Sécuriser le périmètre de la Méditerranée !   avec une forte politique globale

Il y a urgence depuis le 13 novembre et ses 128 morts , on comprend enfin que c’est la priorité


Avec la Syrie, la Libye, sans parler de l’ Egypte, de la Tunisie et bientôt de l’ Algérie, la Méditerranée, au bord de laquelle
est notre région est
- une poudrière,
- la route des migrations,
- le lieu d’arrivée des réfugiés ,
- la porte d’entrée des terroristes,
- le chemin de la drogue
et ce faisant la mer de tous les dangers que nous devons impérativement contribuer à organiser, parce que sinon c’est elle qui va nous désorganiser


1°) un triple cadre institutionnel pour bâtir un destin commun méditerranéen :


       une Assemblée des Régions Ensemble de la Méditerranée (AREM) réunissant les représentants des régions
       des deux rives de la Méditerranée.
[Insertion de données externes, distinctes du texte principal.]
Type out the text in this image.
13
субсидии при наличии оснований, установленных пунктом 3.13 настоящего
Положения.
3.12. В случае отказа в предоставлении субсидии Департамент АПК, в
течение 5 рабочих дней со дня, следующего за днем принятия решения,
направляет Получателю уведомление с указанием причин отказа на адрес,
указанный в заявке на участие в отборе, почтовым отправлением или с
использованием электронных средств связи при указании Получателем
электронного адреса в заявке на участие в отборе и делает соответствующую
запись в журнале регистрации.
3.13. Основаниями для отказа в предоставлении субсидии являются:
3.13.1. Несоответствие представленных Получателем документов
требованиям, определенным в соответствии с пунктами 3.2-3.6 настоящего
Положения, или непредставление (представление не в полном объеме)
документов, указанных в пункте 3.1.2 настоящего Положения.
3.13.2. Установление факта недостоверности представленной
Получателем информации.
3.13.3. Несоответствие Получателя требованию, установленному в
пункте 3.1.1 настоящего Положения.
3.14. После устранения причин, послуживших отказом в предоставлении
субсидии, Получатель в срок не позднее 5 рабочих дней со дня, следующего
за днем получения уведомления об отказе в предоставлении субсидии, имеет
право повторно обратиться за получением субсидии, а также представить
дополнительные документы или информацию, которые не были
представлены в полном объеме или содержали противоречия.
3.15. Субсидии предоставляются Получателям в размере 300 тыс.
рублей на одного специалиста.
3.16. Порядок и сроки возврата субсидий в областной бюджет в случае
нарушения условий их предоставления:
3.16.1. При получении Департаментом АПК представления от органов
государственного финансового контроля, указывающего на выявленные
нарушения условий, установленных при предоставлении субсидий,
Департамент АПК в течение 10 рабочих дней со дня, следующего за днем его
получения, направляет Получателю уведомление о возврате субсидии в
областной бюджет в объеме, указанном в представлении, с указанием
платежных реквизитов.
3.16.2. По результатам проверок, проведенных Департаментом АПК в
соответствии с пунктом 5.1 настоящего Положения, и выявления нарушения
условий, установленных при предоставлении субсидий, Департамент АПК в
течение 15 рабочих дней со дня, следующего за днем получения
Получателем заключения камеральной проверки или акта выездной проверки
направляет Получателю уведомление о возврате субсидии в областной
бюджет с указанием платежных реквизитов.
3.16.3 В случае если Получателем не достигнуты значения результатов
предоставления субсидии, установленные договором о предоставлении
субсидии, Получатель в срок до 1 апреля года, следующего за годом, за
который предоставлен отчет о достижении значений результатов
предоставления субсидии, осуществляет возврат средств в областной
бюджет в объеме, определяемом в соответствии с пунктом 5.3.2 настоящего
       Les Rencontres méditerranéennes régionales de la sécurité
       ce processus de rencontres semestrielles de sécurité, entre les conseils régionaux des deux Etats solides

 

des deux rives, sera expérimenté entre notre Région Montpellier-Toulouse, la Région Orientale d’Oujda-Nador, dans
la mesure où il existe une ligne maritime entre Sète et Nador, et la région Tanger Tétouan avec son port géant aux
700 000 camions, 7 millions de passagers, 8 millions de conteneurs EVP (Equivalents Vingt Pieds) et 10 millions de
tonnes d’hydrocarbures, alors que Sète ne traite que 180 000 conteneurs EVP par an .

 
       un Forum des chefs d’entreprises de la Méditerranée


2 °) des politiques méditerranéennes communes sur des sujets concrets


       L’agriculture : une PAM (Politique Agricole Méditerranéenne) avec


       un salon agricole méditerranéen annuel.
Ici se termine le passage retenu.